Aunque nunca debemos generalizar, he indagado con algunos padres que tienen en casa hijos de entre siete y dieciocho años: ¿Comen juntos o comparten en familia? A veces. ¿Hablan con sus hermanos, abuelos, amigos en su idioma original? Muy pocas veces y por obligación. ¿Comparten sus preocupaciones, los problemas dentro del colegio, sus sensaciones o necesidades existenciales con sus hermanos o padres? Solo en ciertos casos y con mucho esfuerzo e insistencia en que lo hagan. No todos hacen deportes, ni comen sano, ni salen a despejar al aire libre, la obesidad infantil es cada vez más evidente entre los más jóvenes. Las mayores vivencias son simulacros de estímulos que reciben, a través de una pantalla, casi siempre sentados o acostados.
Tengo la sensación de que aquí muchos menores de edad tienen en sus manos el control del relacionamiento, y sus padres, aunque lo intentan, no siempre pueden entrar al interior de sus preocupaciones, necesidades o anhelos.
Existe una autoridad mayor, una jerarquía invertida, un muro difícil de derribar entre ellos y sus padres. Los pequeños pueden llamar al 911 en caso de sentirse maltratados y denunciar a sus familiares. La empatía, la proxemia, el lenguaje extraverbal entre padres e hijos, amigos y conocidos, pasa por un protocolo que, al menos a mí, que no tuve hijos, pero fui parte de una “pandilla” de chiquillos abiertos, expresivos y sin ningún misterio, me resulta complejo de asimilar.

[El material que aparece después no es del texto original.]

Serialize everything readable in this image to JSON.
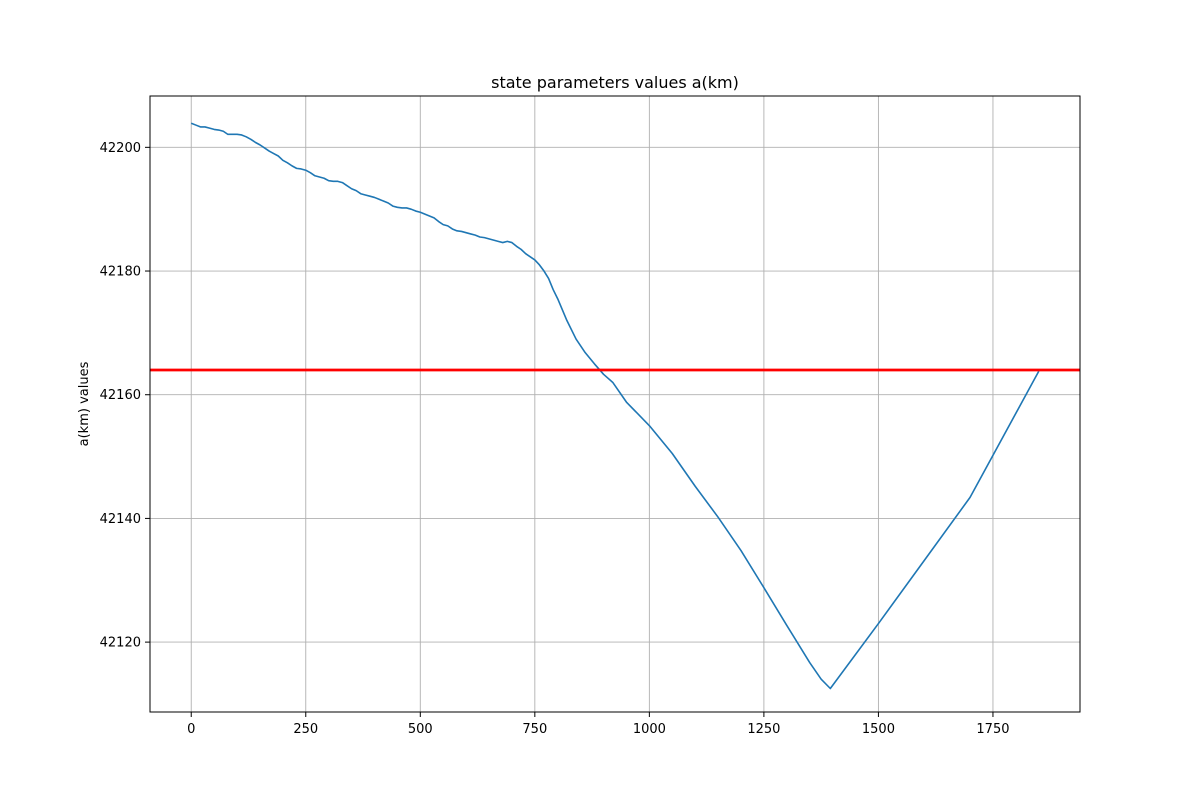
{
  "chart_data": {
    "type": "line",
    "title": "state parameters values a(km)",
    "xlabel": "",
    "ylabel": "a(km) values",
    "xlim": [
      -90,
      1940
    ],
    "ylim": [
      42108.7,
      42208.3
    ],
    "xticks": [
      0,
      250,
      500,
      750,
      1000,
      1250,
      1500,
      1750
    ],
    "yticks": [
      42120,
      42140,
      42160,
      42180,
      42200
    ],
    "grid": true,
    "series": [
      {
        "color": "#1f77b4",
        "x": [
          0,
          10,
          20,
          30,
          40,
          50,
          60,
          70,
          80,
          90,
          100,
          110,
          120,
          130,
          140,
          150,
          160,
          170,
          180,
          190,
          200,
          210,
          220,
          230,
          240,
          250,
          260,
          270,
          280,
          290,
          300,
          310,
          320,
          330,
          340,
          350,
          360,
          370,
          380,
          390,
          400,
          410,
          420,
          430,
          440,
          450,
          460,
          470,
          480,
          490,
          500,
          510,
          520,
          530,
          540,
          550,
          560,
          570,
          580,
          590,
          600,
          610,
          620,
          630,
          640,
          650,
          660,
          670,
          680,
          690,
          700,
          710,
          720,
          730,
          740,
          750,
          760,
          770,
          780,
          790,
          800,
          820,
          840,
          860,
          880,
          900,
          920,
          950,
          1000,
          1050,
          1100,
          1150,
          1200,
          1250,
          1300,
          1350,
          1375,
          1395,
          1500,
          1600,
          1700,
          1850
        ],
        "values": [
          42203.9,
          42203.6,
          42203.3,
          42203.3,
          42203.1,
          42202.9,
          42202.8,
          42202.6,
          42202.1,
          42202.1,
          42202.1,
          42202.0,
          42201.7,
          42201.3,
          42200.8,
          42200.4,
          42199.9,
          42199.4,
          42199.0,
          42198.6,
          42197.9,
          42197.5,
          42197.0,
          42196.6,
          42196.5,
          42196.3,
          42195.9,
          42195.4,
          42195.2,
          42195.0,
          42194.6,
          42194.5,
          42194.5,
          42194.3,
          42193.8,
          42193.3,
          42193.0,
          42192.5,
          42192.3,
          42192.1,
          42191.9,
          42191.6,
          42191.3,
          42191.0,
          42190.5,
          42190.3,
          42190.2,
          42190.2,
          42190.0,
          42189.7,
          42189.5,
          42189.2,
          42188.9,
          42188.6,
          42188.0,
          42187.5,
          42187.3,
          42186.8,
          42186.5,
          42186.4,
          42186.2,
          42186.0,
          42185.8,
          42185.5,
          42185.4,
          42185.2,
          42185.0,
          42184.8,
          42184.6,
          42184.8,
          42184.6,
          42184.0,
          42183.5,
          42182.8,
          42182.3,
          42181.8,
          42181.0,
          42180.0,
          42178.8,
          42177.0,
          42175.5,
          42172.0,
          42169.0,
          42166.8,
          42165.0,
          42163.3,
          42162.0,
          42158.8,
          42155.0,
          42150.5,
          42145.2,
          42140.2,
          42134.8,
          42128.8,
          42122.7,
          42116.7,
          42114.0,
          42112.5,
          42123.0,
          42133.2,
          42143.4,
          42163.8
        ]
      }
    ],
    "reference_line": {
      "y": 42164.0,
      "color": "#ff0000"
    },
    "colors": {
      "line": "#1f77b4",
      "reference": "#ff0000",
      "grid": "#b0b0b0",
      "axes": "#000000"
    }
  }
}
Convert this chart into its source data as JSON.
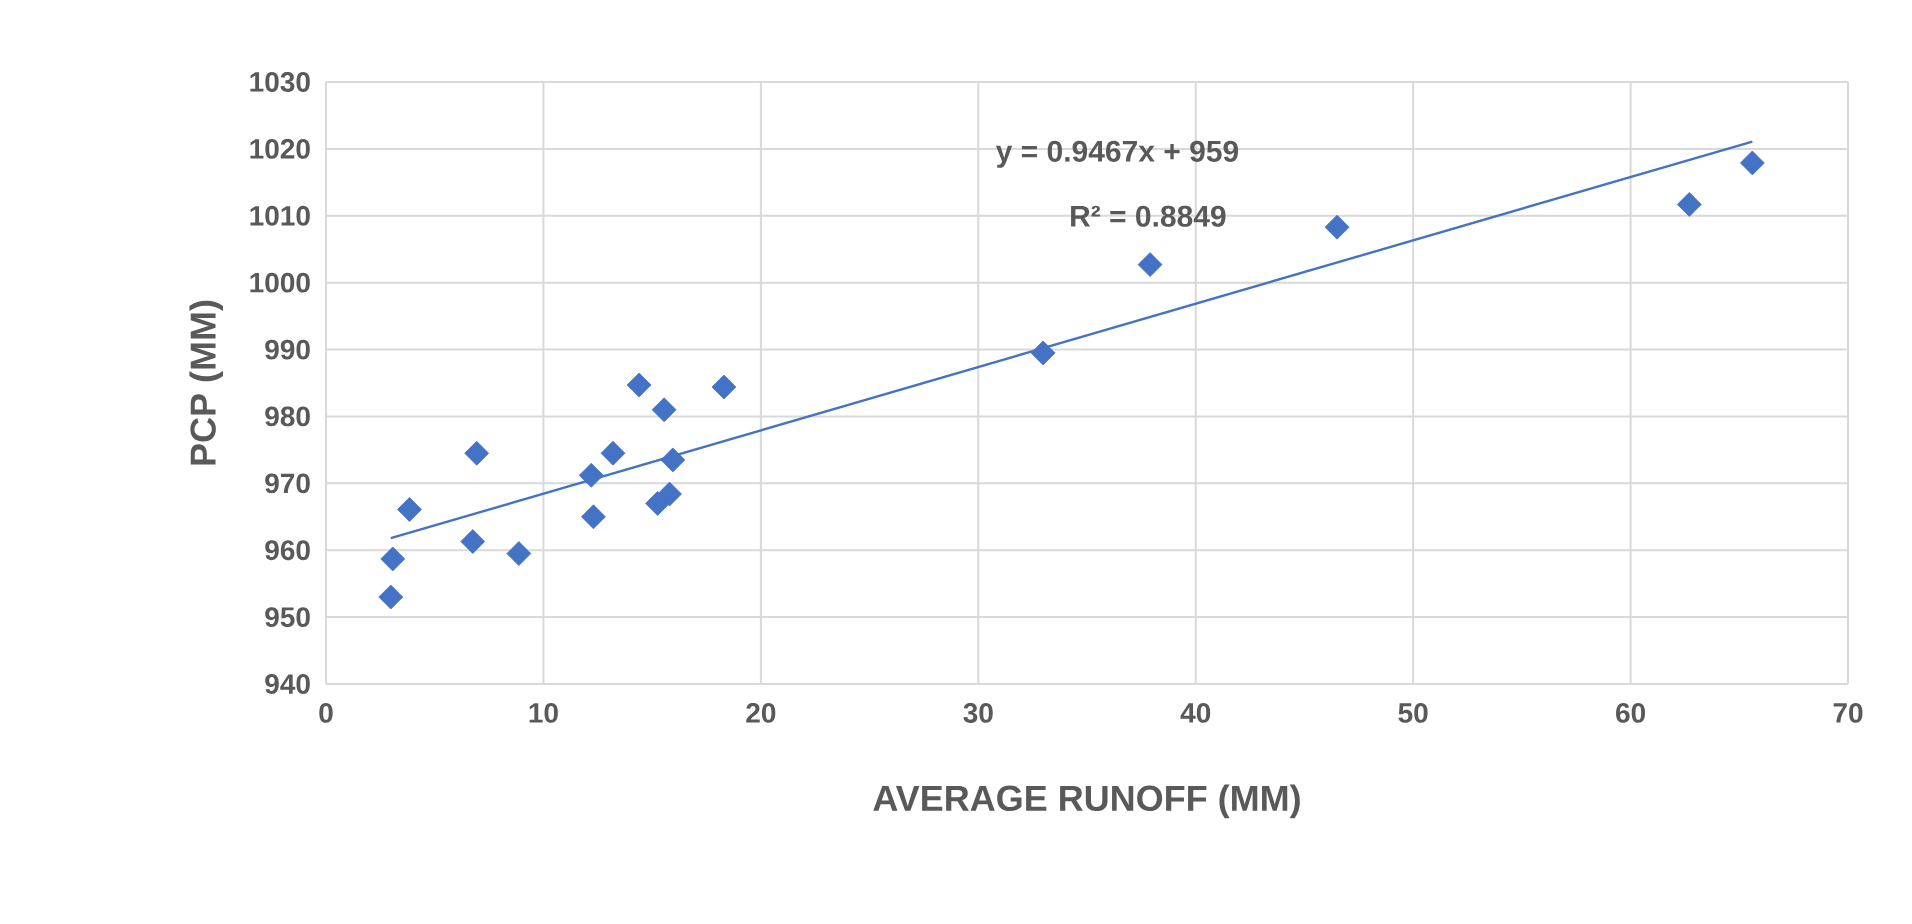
{
  "chart_data": {
    "type": "scatter",
    "xlabel": "AVERAGE RUNOFF (MM)",
    "ylabel": "PCP (MM)",
    "annotations": [
      "y = 0.9467x + 959",
      "R² = 0.8849"
    ],
    "series": [
      {
        "color": "#4472c4",
        "marker": "diamond",
        "x": [
          2.98,
          3.07,
          3.84,
          6.75,
          6.93,
          8.87,
          12.2,
          12.3,
          13.2,
          14.4,
          15.55,
          15.25,
          15.8,
          15.95,
          18.3,
          32.98,
          37.9,
          46.5,
          62.7,
          65.6
        ],
        "values": [
          953.0,
          958.7,
          966.1,
          961.3,
          974.5,
          959.5,
          971.2,
          965.0,
          974.5,
          984.7,
          981.0,
          967.0,
          968.4,
          973.5,
          984.4,
          989.5,
          1002.7,
          1008.3,
          1011.7,
          1017.9
        ]
      },
      {
        "type": "line",
        "color": "#4472c4",
        "marker": "none",
        "x": [
          2.98,
          65.6
        ],
        "values": [
          961.8,
          1021.1
        ]
      }
    ],
    "xlim": [
      0,
      70
    ],
    "ylim": [
      940,
      1030
    ],
    "xticks": [
      0,
      10,
      20,
      30,
      40,
      50,
      60,
      70
    ],
    "yticks": [
      940,
      950,
      960,
      970,
      980,
      990,
      1000,
      1010,
      1020,
      1030
    ],
    "grid": true
  }
}
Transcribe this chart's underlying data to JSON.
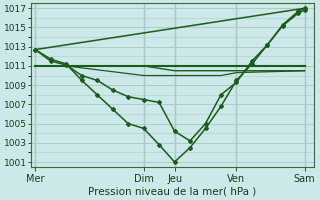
{
  "title": "Pression niveau de la mer( hPa )",
  "background_color": "#cce8e8",
  "grid_color": "#aacccc",
  "line_color": "#1a5c1a",
  "vline_color": "#2a5a2a",
  "ylim": [
    1000.5,
    1017.5
  ],
  "yticks": [
    1001,
    1003,
    1005,
    1007,
    1009,
    1011,
    1013,
    1015,
    1017
  ],
  "xlim": [
    -0.15,
    9.0
  ],
  "x_day_labels": [
    "Mer",
    "Dim",
    "Jeu",
    "Ven",
    "Sam"
  ],
  "x_day_positions": [
    0.0,
    3.5,
    4.5,
    6.5,
    8.7
  ],
  "x_vlines": [
    0.0,
    3.5,
    4.5,
    6.5,
    8.7
  ],
  "line1_x": [
    0,
    0.5,
    1.0,
    1.5,
    2.0,
    2.5,
    3.0,
    3.5,
    4.0,
    4.5,
    5.0,
    5.5,
    6.0,
    6.5,
    7.0,
    7.5,
    8.0,
    8.5,
    8.7
  ],
  "line1_y": [
    1012.7,
    1011.5,
    1011.1,
    1010.0,
    1009.5,
    1008.5,
    1007.8,
    1007.5,
    1007.2,
    1004.2,
    1003.2,
    1005.0,
    1008.0,
    1009.3,
    1011.5,
    1013.2,
    1015.2,
    1016.5,
    1016.8
  ],
  "line2_x": [
    0,
    0.5,
    1.0,
    1.5,
    2.0,
    2.5,
    3.0,
    3.5,
    4.0,
    4.5,
    5.0,
    5.5,
    6.0,
    6.5,
    7.0,
    7.5,
    8.0,
    8.5,
    8.7
  ],
  "line2_y": [
    1012.7,
    1011.7,
    1011.2,
    1009.5,
    1008.0,
    1006.5,
    1005.0,
    1004.5,
    1002.8,
    1001.0,
    1002.5,
    1004.5,
    1006.8,
    1009.5,
    1011.2,
    1013.2,
    1015.3,
    1016.7,
    1017.0
  ],
  "flat_line_x": [
    0,
    0.5,
    1.0,
    1.5,
    2.0,
    2.5,
    3.0,
    3.5,
    4.0,
    4.5,
    5.0,
    5.5,
    6.0,
    6.5,
    8.7
  ],
  "flat_line_y": [
    1011.0,
    1011.0,
    1011.0,
    1010.8,
    1010.6,
    1010.4,
    1010.2,
    1010.0,
    1010.0,
    1010.0,
    1010.0,
    1010.0,
    1010.0,
    1010.3,
    1010.5
  ],
  "flat_line2_x": [
    0,
    1.0,
    3.5,
    4.5,
    6.5,
    8.7
  ],
  "flat_line2_y": [
    1011.0,
    1011.0,
    1011.0,
    1011.0,
    1011.0,
    1011.0
  ],
  "flat_line3_x": [
    1.0,
    3.5,
    4.5,
    6.5,
    8.7
  ],
  "flat_line3_y": [
    1011.0,
    1011.0,
    1010.5,
    1010.5,
    1010.5
  ],
  "upper_line_x": [
    0,
    8.7
  ],
  "upper_line_y": [
    1012.7,
    1017.0
  ]
}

Los niños no siempre desean salir de su cuarto a saludar cuando llega un familiar cercano o una visita ocasional, incluso, hay casas donde parece no viven niños o adolescentes. He sido testigo de que algunos padres temen importunar a sus hijos, tocarle a la puerta, darles una orden, pedirles un favor y empiezan a actuar con cierto temor, y comienzan a comportarse como si fueran los hijos de sus hijos.
Busco un nexo, un cordón que me conduzca a interactuar para conocerlos mejor, necesito encontrar temas de diálogo y no lucir desactualizada o tonta, intento comunicarme en su lengua y mientras lo hago, con mayor o menor suerte, me cuestiono tantas cosas. Si ellos mismos saben quiénes son, de dónde vienen, qué quieren. Hay cosas que, por respeto, no me atrevo a preguntar, pero y sus padres ¿saben si fuman a escondidas, si consumen drogas, si están enamorados, qué piensan de la noticia sobre el chico que intentó llevar un arma a su escuela, tienen miedo, se sienten solos, a qué universidad desean irse a estudiar, quieren seguir estudiando, hasta qué edad les gustaría vivir con sus padres, les molesta que los adultos siempre hablen del monotema: la política, la eterna problemática de los países que dejaron atrás, se sienten cómodos con su sexualidad, les parece demasiado simple definirse con uno u otro género, les gusta este país, qué piensan del lugar donde nacieron? Pero la pregunta más significativa es: ¿Conocen los padres profundamente a sus hijos o son pequeños extraños que simplemente conviven a su lado?